For a more casual, but no less enjoyable dining experience there is The Terrace. On arrival we had a delicious homemade pizza for lunch (from £17) and there are plenty of dishes to suit every appetite, such as small plates of Koftas (£13), Bao Buns (£12.50) or a hearty Fish and Chips (£18.50). Sadly, we ran out of time to sample the Afternoon Tea (£40pp in the week and £42.50pp at weekends), served daily, but hopefully next time. Picnics can also be pre-ordered and enjoyed on the manicured lawns when they weather is good.
The sweeping lounge complete with opulent white and gold pillars, a large fireplace and a sleek plinky-plonky piano is fit for a ball. While the cosy Fox cocktail bar, decorated in warm mauves and greens, invites you to recline on a wing-back chair or sink into a velvet sofa to enjoy something from the well-stocked bar in a dimly-lit corner.

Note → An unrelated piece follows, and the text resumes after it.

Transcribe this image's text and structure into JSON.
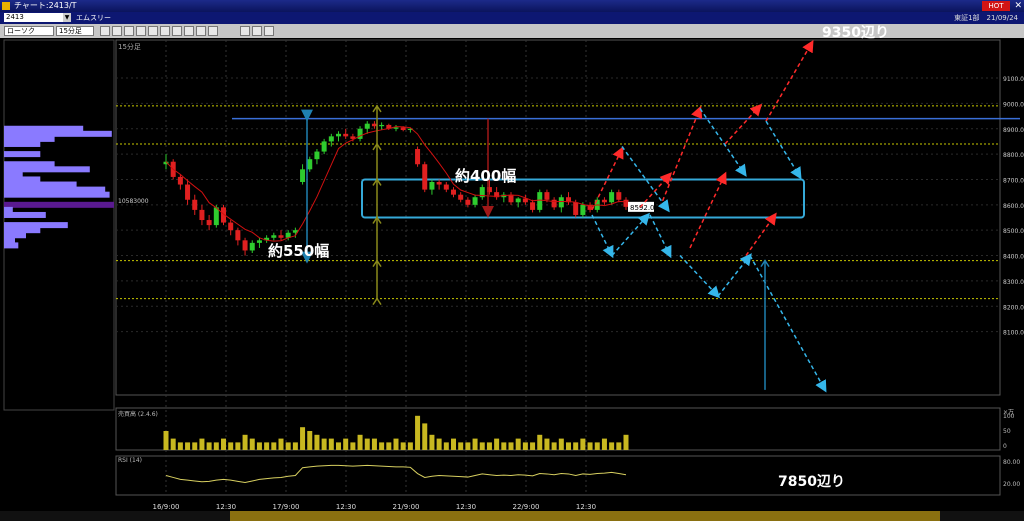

If posing as Lord or Lady of the manor isn’t luxury enough for you, the Eden Spa will ensure that you feel like royalty during your stay. Two-hour slots can be booked at an extra cost (£28pp) to make use of the hydrotherapy pool, sauna, steam and relaxation rooms, where you can chill out with a drink. On hotter days, loungers are available on the terrace. A spa mini-package of use of the wet spa and a 25-minute treatment is available at £75 per person.
Our masseuse Megan treated us to an amazing back, neck and shoulder ESPA massage which felt so much longer than 25 minutes, for all the right reasons. Staff were thoughtful and friendly and on hand to provide quality ‘me’ time. It really is worth adding to your stay.
There are three single treatment rooms and a luxury double room offering a range of massages from £49, facials from £40 and body treatments from £46, with special packages for menopause retreats and people living with cancer. Manicures and pedicures by Jessica Nails can also be booked from £22.
To top up the energy, there are plenty of activities available to guests, including a 24-hour gym and tennis court. You can even play a spot of Croquet or a game of boules – the reception have all the equipment you’ll need for a round or two. For the kids, there’s a playground, space for a friendly kickabout and all the family can enjoy a battle on the Giant Chess set.
There is plenty for the intrepid explorer too, from the kitchen garden, orchard and duck pond to the fairy garden and bug hotel further into the woodland. The Trim Trail was sadly closed due to tree replanting when we stayed, but the rural environments are well worth putting on the wellies for. There are little extras for pooches too. On check in, they are gifted a WOOF box containing treats, a Lily’s Kitchen meal, personal tennis ball and a map of local walks.
Down Hall is ideal for a romantic mini-break, family getaways or a dog friendly escape and offers all you would expect and more from a country spa retreat. This Halloween, they are hosting Enchanted Cinema’s open air cinema experience and fireworks on November 5. A three-day Christmas package including festive dining, entertainment and a visit from Santa is also on sale priced at £1,050 per adult and £525 per child.